Wednesday, 19th July 2017
Following a recent survey, it’s been revealed that half of teachers have seen attainment levels rise since adopting the mastery of maths method.
As many as six out of ten teachers have suggested that by using the maths mastery method, pupil engagement is rising. Half have also see the attainment level rise since they have been using the method.
A survey was recently carried out by TES involving 1,100 teachers. It showed that a confidence within their ability to teach was held by more than 80% of those that took part in the survey.
The mastery method of teaching is being heavily invested in by the Government – investing £41 million into primary schools.
The approach requires all pupils to work on the same lesson content at the same time. The aim of the method is to encourage children to believe that when they work hard at Maths – they will succeed. Given this, the entire class will not move onto the next part of the curriculum until the whole class have understood what is being studied.
Helen Drury, executive director of the Mathematics Mastery professional development programme, believes that the approach provides a counterbalance to the high-stakes testing culture of English education.
“The messages around mastery are about a much deeper learning than that,” she said. “And that’s what teachers really went into teaching for.
“Taking more time in the first place, so students understand a concept, and then building on that – it just works.”
But Sue Pope, of the Association of Teachers of Mathematics, argued that breaking down the curriculum in this way can prove counterproductive. “Atomising the curriculum into tiny steps, and you can’t move on until you’ve mastered one step?
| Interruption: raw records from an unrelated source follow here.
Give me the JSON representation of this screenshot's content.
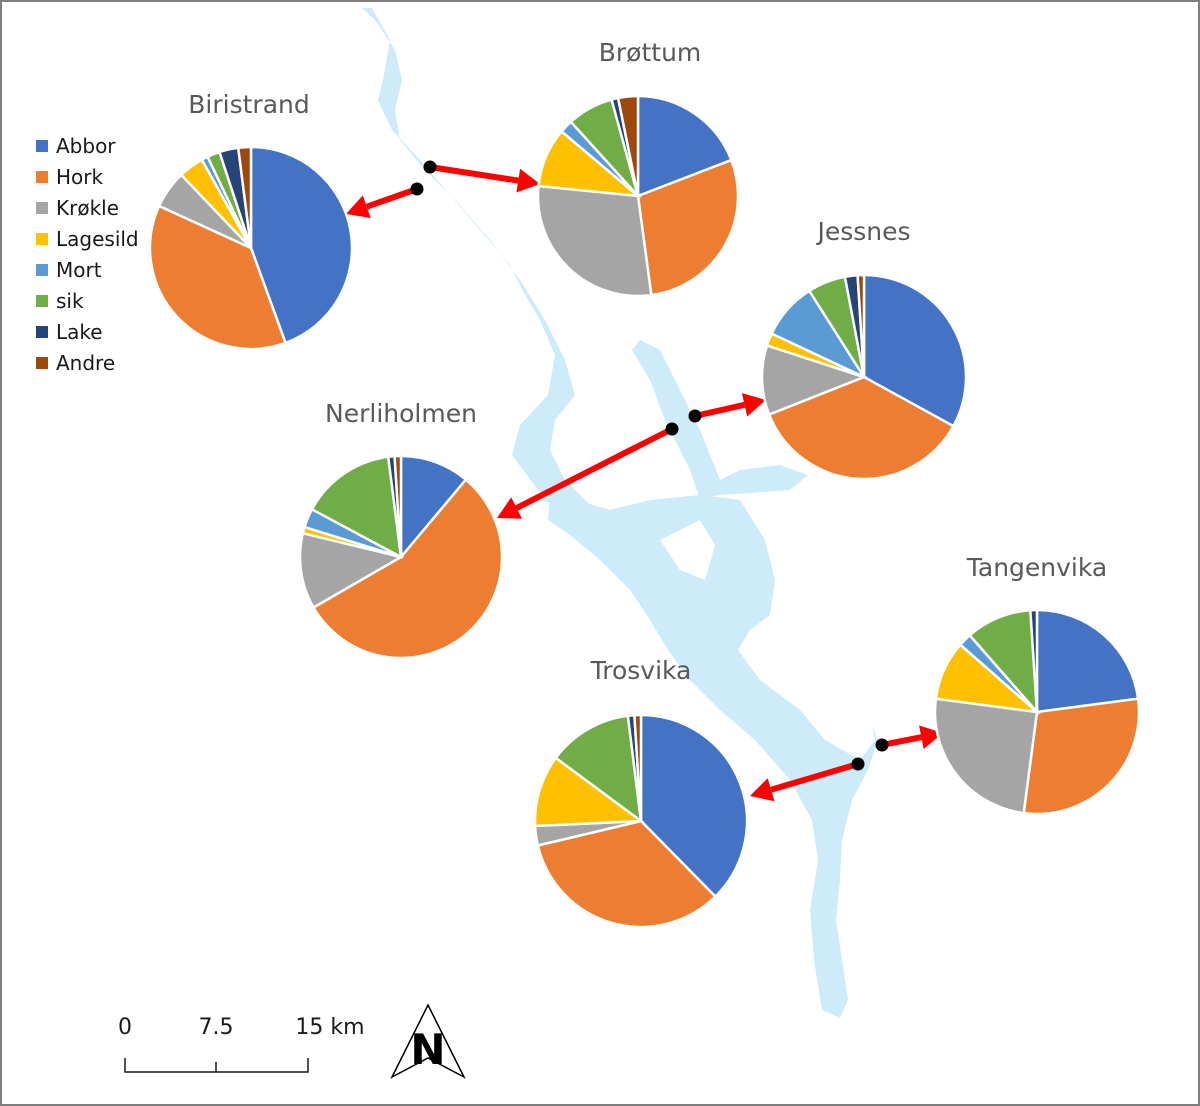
{
  "legend": {
    "items": [
      {
        "label": "Abbor",
        "color": "#4472C4"
      },
      {
        "label": "Hork",
        "color": "#ED7D31"
      },
      {
        "label": "Krøkle",
        "color": "#A5A5A5"
      },
      {
        "label": "Lagesild",
        "color": "#FFC000"
      },
      {
        "label": "Mort",
        "color": "#5B9BD5"
      },
      {
        "label": "sik",
        "color": "#70AD47"
      },
      {
        "label": "Lake",
        "color": "#264478"
      },
      {
        "label": "Andre",
        "color": "#9E480E"
      }
    ]
  },
  "sites": [
    {
      "name": "Biristrand",
      "values": [
        44,
        37,
        6,
        4,
        1,
        2,
        3,
        2
      ]
    },
    {
      "name": "Brøttum",
      "values": [
        18,
        27,
        27,
        9,
        2,
        7,
        1,
        3
      ]
    },
    {
      "name": "Jessnes",
      "values": [
        33,
        36,
        11,
        2,
        9,
        6,
        2,
        1
      ]
    },
    {
      "name": "Nerliholmen",
      "values": [
        11,
        55,
        12,
        1,
        3,
        15,
        1,
        1
      ]
    },
    {
      "name": "Tangenvika",
      "values": [
        22,
        28,
        24,
        9,
        2,
        10,
        1,
        0
      ]
    },
    {
      "name": "Trosvika",
      "values": [
        38,
        34,
        3,
        11,
        0,
        13,
        1,
        1
      ]
    }
  ],
  "scale_bar": {
    "labels": [
      "0",
      "7.5",
      "15 km"
    ]
  },
  "north_arrow": {
    "letter": "N",
    "icon": "north-arrow-icon"
  },
  "colors": {
    "lake": "#CDEBF9",
    "arrow": "#FF0000",
    "station": "#000000",
    "frame": "#7F7F7F"
  }
}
Maths doesn’t always work like that,” she said. “It can take a long time before the penny drops and things start to fit together.”
The mastery method is used throughout Shanghai and Singapore. This has proved successful, given both regularly achieve high placings in the Programme for International Student Assessment survey.
But Marina Branco, maths lead at Primrose Hill Primary in North London, emphasised the importance of adapting the East Asian approach to suit her own pupils’ needs.
“In places like Singapore, primary maths teachers only teach maths,” she said. “They have a lot more time to analyse what works and doesn’t work. That’s the thing that’s a challenge for us in the UK: we don’t have much time to reflect on it.”
Will the method result in a higher level of results long term?